The SPSIBI is modified
equal weighted.
iShares® Silver Trust (“SLV”)
The iShares® Silver Trust is an investment trust
sponsored by iShares® Delaware Trust Sponsor LLC (the “Sponsor”), which is an indirect subsidiary of BlackRock, Inc. The
Bank of New York Mellon is the trustee of the SLV (the “Trustee”), and JPMorgan Chase Bank, N.A., London branch, is the custodian
of the SLV (the “Custodian”). The SLV trades on NYSE Arca, Inc. under the ticker symbol “SLV.” Information about
the SLV filed with the SEC can be found by reference to its SEC file numbers: 333-262440 and 001-32863 or its CIK Code: 0001330568.

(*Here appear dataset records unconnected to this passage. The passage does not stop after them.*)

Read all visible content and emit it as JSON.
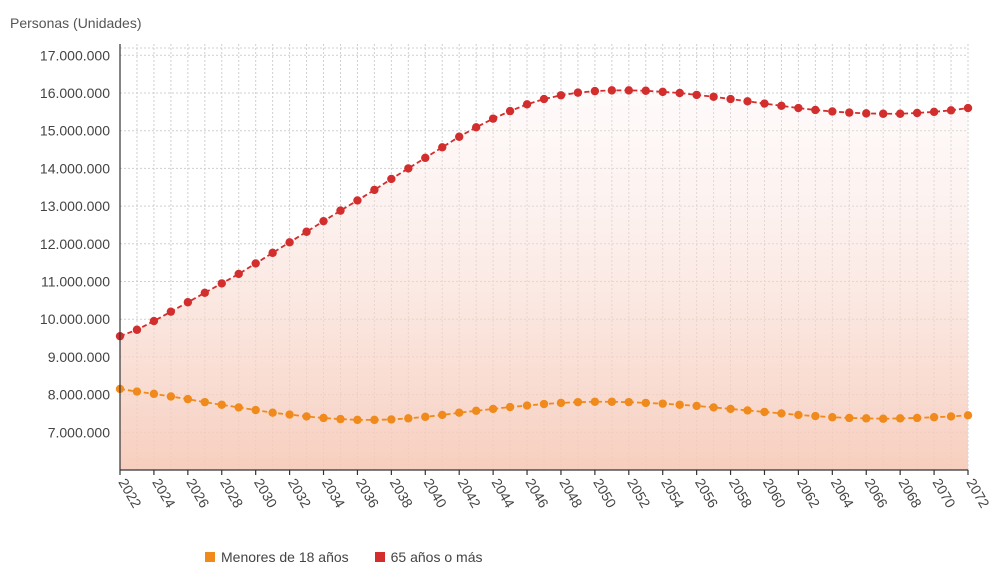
{
  "chart_data": {
    "type": "line",
    "ylabel": "Personas (Unidades)",
    "ylim": [
      6000000,
      17300000
    ],
    "yticks": [
      {
        "value": 7000000,
        "label": "7.000.000"
      },
      {
        "value": 8000000,
        "label": "8.000.000"
      },
      {
        "value": 9000000,
        "label": "9.000.000"
      },
      {
        "value": 10000000,
        "label": "10.000.000"
      },
      {
        "value": 11000000,
        "label": "11.000.000"
      },
      {
        "value": 12000000,
        "label": "12.000.000"
      },
      {
        "value": 13000000,
        "label": "13.000.000"
      },
      {
        "value": 14000000,
        "label": "14.000.000"
      },
      {
        "value": 15000000,
        "label": "15.000.000"
      },
      {
        "value": 16000000,
        "label": "16.000.000"
      },
      {
        "value": 17000000,
        "label": "17.000.000"
      }
    ],
    "xticks": [
      "2022",
      "2024",
      "2026",
      "2028",
      "2030",
      "2032",
      "2034",
      "2036",
      "2038",
      "2040",
      "2042",
      "2044",
      "2046",
      "2048",
      "2050",
      "2052",
      "2054",
      "2056",
      "2058",
      "2060",
      "2062",
      "2064",
      "2066",
      "2068",
      "2070",
      "2072"
    ],
    "x": [
      2022,
      2023,
      2024,
      2025,
      2026,
      2027,
      2028,
      2029,
      2030,
      2031,
      2032,
      2033,
      2034,
      2035,
      2036,
      2037,
      2038,
      2039,
      2040,
      2041,
      2042,
      2043,
      2044,
      2045,
      2046,
      2047,
      2048,
      2049,
      2050,
      2051,
      2052,
      2053,
      2054,
      2055,
      2056,
      2057,
      2058,
      2059,
      2060,
      2061,
      2062,
      2063,
      2064,
      2065,
      2066,
      2067,
      2068,
      2069,
      2070,
      2071,
      2072
    ],
    "grid": true,
    "legend_position": "bottom",
    "series": [
      {
        "name": "Menores de 18 años",
        "color": "#f08a1c",
        "values": [
          8150000,
          8080000,
          8020000,
          7950000,
          7880000,
          7800000,
          7730000,
          7660000,
          7590000,
          7520000,
          7470000,
          7420000,
          7380000,
          7350000,
          7330000,
          7330000,
          7340000,
          7370000,
          7410000,
          7460000,
          7520000,
          7570000,
          7620000,
          7670000,
          7710000,
          7750000,
          7780000,
          7800000,
          7810000,
          7810000,
          7800000,
          7780000,
          7760000,
          7730000,
          7700000,
          7660000,
          7620000,
          7580000,
          7540000,
          7500000,
          7460000,
          7430000,
          7400000,
          7380000,
          7370000,
          7360000,
          7370000,
          7380000,
          7400000,
          7420000,
          7450000
        ]
      },
      {
        "name": "65 años o más",
        "color": "#d22e2e",
        "values": [
          9550000,
          9720000,
          9950000,
          10200000,
          10450000,
          10700000,
          10950000,
          11200000,
          11480000,
          11760000,
          12040000,
          12320000,
          12600000,
          12880000,
          13150000,
          13430000,
          13720000,
          14000000,
          14280000,
          14560000,
          14840000,
          15090000,
          15320000,
          15520000,
          15700000,
          15840000,
          15940000,
          16010000,
          16050000,
          16070000,
          16070000,
          16060000,
          16030000,
          16000000,
          15950000,
          15900000,
          15840000,
          15780000,
          15720000,
          15660000,
          15600000,
          15550000,
          15510000,
          15480000,
          15460000,
          15450000,
          15450000,
          15470000,
          15500000,
          15540000,
          15600000
        ]
      }
    ]
  }
}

The SLV seeks to reflect generally the performance
of the price of silver before the payment of SLV’s expenses and liabilities. The assets of the SLV consist primarily of silver held
by the Custodian on behalf of the SLV. The SLV issues shares in exchange for deposits of silver and distributes silver in connection with
the redemption of shares. The shares of the SLV are intended to constitute a simple and cost-effective means of making an investment similar
to an investment in silver.
The SLV is not actively managed. The SLV does not
engage in any activity designed to derive a profit from changes in the price of silver. The SLV’s only ordinary recurring expense
is expected to be the Sponsor’s fee, which accrues daily at an annualized rate equal to 0.50% of the net asset value of the SLV
and is payable monthly in arrears. The Trustee will, when directed by the Sponsor, and, in the absence of such direction, may in its discretion,
sell silver in such quantity and at such times as may be necessary to permit payment of the Sponsor’s fee and of SLV expenses or
liabilities not assumed by the Sponsor. As a result of the recurring sales of silver necessary to pay the Sponsor’s fee and the
SLV expenses or liabilities not assumed by the Sponsor, the net asset value of the SLV will decrease over time.